Strangely, time representation in the DATA layer is true epoch time, and the corresponding field in the INFRASTRUCTURE tables is apparently an Oracle date. The ubiquitous joins between data and station parameters might be expected to perform poorly. This problem was addressed in the IDC schema by defining an alternate key for channel data named chanid. Multiple keys at the INFRASTRUCTURE level is reasonable because few updates target this layer. The INFRASTRUCTURE tables need only be searched once when the DATA layer row is created, subsequent references follow an efficient equi-join on chanid.
|
| NCEDC_STA: Entity relation diagram (ERD) showing the Instrument Response Schema. |
A particularly interesting aspect of the NCEDC schema concerns the structures representing signal path. As with the SEED format, a channel is associated with a series of filters starting from the sensor through the digitization process. These include simple gains, decimation operations, and more complex linear spectral operators. Each filter stage is identified by a stage sequence number beginning at 1 on the sensor side. In the diagram the four possibilities provided in the NCEDC schema, Coefficients, Decimation, Pole_Zeros, and Sensitivity, are shown beneath Channel_Data. The SEED counterparts generally consist of a fixed header for each followed by an array of values such as an array of filter poles. The schema breaks each blockette into a summary table with a required (I would think) one to one or more relation with several rows in an associated data table. As with DATA layer tables, the response tables are linked to particular channels by network, station, seed channel, array index, and time. The approach taken by the NCEDC in representing signal path is excellent.

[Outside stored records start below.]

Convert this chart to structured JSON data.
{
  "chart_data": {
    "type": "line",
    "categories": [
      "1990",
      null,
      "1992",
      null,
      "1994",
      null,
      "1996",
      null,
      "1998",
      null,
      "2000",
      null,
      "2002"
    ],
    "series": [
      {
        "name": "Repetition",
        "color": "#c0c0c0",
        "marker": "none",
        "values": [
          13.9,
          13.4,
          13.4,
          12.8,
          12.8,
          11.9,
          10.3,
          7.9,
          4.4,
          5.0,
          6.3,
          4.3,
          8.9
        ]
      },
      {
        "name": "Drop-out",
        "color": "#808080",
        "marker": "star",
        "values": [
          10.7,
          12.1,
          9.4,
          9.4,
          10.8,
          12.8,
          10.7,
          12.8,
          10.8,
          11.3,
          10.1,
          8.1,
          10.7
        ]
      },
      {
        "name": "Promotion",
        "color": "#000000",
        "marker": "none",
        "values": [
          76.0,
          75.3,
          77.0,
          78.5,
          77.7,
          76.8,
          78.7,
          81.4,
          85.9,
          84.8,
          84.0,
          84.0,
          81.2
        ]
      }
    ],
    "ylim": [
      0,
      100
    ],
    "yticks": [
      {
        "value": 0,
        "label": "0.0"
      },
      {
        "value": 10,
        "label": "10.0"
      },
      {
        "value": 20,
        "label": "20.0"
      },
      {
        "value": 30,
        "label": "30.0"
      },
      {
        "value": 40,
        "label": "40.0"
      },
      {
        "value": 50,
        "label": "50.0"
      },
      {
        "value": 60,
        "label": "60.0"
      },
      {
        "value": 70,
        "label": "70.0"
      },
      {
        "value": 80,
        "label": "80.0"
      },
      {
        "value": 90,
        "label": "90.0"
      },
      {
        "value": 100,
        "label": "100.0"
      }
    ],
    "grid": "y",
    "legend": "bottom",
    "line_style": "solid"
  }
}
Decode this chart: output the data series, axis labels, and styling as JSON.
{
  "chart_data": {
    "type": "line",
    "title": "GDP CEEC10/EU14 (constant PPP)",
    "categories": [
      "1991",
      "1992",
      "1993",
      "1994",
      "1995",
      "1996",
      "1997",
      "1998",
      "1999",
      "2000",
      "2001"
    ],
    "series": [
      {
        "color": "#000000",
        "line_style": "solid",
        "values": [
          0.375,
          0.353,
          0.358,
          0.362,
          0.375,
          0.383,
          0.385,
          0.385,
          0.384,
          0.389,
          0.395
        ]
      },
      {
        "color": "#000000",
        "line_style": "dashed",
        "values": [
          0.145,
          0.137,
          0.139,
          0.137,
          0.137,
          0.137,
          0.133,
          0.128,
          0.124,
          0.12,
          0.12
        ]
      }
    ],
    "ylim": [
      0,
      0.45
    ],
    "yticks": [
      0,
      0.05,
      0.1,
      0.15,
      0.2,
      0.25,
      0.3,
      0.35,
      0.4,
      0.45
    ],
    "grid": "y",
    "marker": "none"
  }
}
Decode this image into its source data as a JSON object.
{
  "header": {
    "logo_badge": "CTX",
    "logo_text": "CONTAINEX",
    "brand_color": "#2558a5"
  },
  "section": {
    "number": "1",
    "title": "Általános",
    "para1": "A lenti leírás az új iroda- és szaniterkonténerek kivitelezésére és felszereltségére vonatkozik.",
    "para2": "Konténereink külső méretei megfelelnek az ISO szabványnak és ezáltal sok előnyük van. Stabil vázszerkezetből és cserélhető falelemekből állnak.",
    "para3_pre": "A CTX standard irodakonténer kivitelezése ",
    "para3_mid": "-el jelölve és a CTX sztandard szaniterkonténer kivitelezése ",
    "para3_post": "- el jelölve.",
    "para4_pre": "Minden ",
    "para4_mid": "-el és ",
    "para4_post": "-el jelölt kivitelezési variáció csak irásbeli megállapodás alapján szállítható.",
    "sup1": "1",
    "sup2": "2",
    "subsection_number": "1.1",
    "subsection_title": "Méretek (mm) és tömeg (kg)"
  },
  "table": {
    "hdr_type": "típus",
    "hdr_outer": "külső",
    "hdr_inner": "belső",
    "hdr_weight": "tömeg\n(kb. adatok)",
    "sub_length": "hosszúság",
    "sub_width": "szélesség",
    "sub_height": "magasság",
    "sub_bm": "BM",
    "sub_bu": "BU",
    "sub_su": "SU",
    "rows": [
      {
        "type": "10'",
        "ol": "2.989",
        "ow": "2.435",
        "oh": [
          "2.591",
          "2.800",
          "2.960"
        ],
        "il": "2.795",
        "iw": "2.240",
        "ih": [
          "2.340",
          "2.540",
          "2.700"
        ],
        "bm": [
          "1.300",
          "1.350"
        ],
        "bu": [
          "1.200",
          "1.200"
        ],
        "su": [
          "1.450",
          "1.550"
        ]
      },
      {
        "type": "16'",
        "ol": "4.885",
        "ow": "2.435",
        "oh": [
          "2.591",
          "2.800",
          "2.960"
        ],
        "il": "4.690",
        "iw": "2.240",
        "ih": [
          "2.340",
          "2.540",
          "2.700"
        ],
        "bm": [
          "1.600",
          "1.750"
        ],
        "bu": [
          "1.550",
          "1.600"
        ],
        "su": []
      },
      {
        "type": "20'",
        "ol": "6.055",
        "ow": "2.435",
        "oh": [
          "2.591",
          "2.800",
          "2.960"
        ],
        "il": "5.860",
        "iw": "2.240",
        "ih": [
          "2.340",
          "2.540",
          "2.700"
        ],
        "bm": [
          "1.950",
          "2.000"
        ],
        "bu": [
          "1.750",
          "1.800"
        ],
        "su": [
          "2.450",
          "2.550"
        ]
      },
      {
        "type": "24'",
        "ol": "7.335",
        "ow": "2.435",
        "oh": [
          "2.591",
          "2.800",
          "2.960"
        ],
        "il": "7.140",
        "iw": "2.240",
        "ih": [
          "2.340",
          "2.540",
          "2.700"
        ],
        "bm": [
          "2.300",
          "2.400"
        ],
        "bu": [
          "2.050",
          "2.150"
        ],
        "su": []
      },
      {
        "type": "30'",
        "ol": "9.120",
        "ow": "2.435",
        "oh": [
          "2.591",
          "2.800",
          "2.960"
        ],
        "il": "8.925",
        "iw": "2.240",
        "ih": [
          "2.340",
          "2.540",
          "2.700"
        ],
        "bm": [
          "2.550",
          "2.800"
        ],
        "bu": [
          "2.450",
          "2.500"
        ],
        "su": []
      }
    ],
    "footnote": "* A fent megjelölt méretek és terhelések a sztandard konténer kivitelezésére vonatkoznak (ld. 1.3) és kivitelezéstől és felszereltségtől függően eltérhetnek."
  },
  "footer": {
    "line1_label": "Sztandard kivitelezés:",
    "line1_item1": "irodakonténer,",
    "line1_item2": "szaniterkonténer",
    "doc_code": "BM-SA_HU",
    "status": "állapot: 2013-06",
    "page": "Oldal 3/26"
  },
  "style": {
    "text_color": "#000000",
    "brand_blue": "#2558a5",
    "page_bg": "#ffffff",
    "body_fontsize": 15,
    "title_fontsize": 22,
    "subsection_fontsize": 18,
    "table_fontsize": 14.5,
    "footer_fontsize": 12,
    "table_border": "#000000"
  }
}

One possibility here is to repeat the suggestion made previously with respect to primary references to channel data. That is, reference the responses based on foreign keys to a chanid alternate key in the Channel_Data table. Another enhancement might be to add a Resonse table between the Channel_Data table and the current response sumamry tables. The primary key would be chanid and stage_seq, so that a query on chanid would produce a sorted list of signal path components in order from the sensor to the recording device. Non key attributes would include a table name and an index within that table. The architecture is very similar to the wftag table in the IDC implementation with the addition of the stage_seq field to impose sequentiality within the path.